Breadking the Grid, Making Our Class
Publisher: Against the Current
Date Written: 01/01/2014
Year Published: 2014
Resource Type: Article
Cx Number: CX20344
Yang provides a reading of E.P. Thompson's "The Making of the English Working Class" through the lens of contemporary and historical working-class revolutions and struggles.
The quality of chapter XI, "The Transforming Power of the Cross," for instance, cannot be understood unless we take into account EPT's own Methodist upbringing and socialist humanist campaign to democratize Communism first from within the Party, then from outside after the 1956 Hungarian Revolution. The writing thus expresses indelible immediacy.
EPT's attentive parsing of Methodism's bureaucratic ossification under Rev. Jabez Bunting, as it turned into a "desolate landscape of Utilitarianism in an era of transition to the work-discipline of industrial capitalism", calls to mind how such ideological correspondences would recur in later forms of industrial capitalist work-discipline. Examples range from Meiji Japan's state-nationalist recuperation of the emperor in mobilizing industry and war to Leninist calls for "socialist accumulation" under Taylorist labor discipline, to Christian fundamentalist resuscitation of the Protestant work ethics in the United States and elsewhere.

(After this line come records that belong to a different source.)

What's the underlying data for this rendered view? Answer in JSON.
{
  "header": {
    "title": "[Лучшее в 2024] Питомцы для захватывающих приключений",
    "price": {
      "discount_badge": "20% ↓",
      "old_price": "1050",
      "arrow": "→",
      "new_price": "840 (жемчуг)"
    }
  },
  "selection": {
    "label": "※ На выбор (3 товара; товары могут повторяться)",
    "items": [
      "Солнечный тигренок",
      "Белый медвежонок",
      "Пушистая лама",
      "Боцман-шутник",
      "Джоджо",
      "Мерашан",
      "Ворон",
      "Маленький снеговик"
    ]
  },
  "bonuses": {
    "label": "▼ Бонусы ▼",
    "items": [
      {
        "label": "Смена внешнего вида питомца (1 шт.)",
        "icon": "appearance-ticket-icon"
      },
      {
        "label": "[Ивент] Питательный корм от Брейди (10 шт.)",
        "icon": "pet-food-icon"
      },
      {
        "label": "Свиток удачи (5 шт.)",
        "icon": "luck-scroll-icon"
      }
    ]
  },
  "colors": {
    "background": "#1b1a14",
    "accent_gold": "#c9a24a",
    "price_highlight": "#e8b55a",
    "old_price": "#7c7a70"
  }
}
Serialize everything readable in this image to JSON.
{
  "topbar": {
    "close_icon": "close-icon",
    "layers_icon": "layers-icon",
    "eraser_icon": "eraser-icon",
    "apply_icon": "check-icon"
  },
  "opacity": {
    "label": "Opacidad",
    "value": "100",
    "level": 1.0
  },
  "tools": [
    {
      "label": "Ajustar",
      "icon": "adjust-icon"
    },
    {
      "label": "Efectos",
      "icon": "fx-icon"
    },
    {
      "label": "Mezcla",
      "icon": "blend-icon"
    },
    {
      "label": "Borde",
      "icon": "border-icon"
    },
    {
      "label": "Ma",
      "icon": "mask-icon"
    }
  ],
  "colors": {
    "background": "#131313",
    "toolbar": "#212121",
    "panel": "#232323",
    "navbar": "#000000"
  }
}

EPT's characteristic verve recaptures what might appear to be a minor chiliastic cult of Johanna Southcott as an intimate kin of Methodist revivalism in absorbing the political despair of the popular movement after the defeat of the revolutionary 1790s. Through the microcosm of local social experience, we thus learn to gauge the totality of a world-historical ideological drift.
Moreover, The Making shows that such despairs were temporal and even reversible, as Methodist workers and preachers took to "the different fields of working-class politics" and swelled the rank and file of Peterloo demonstrators and the Chartist movement.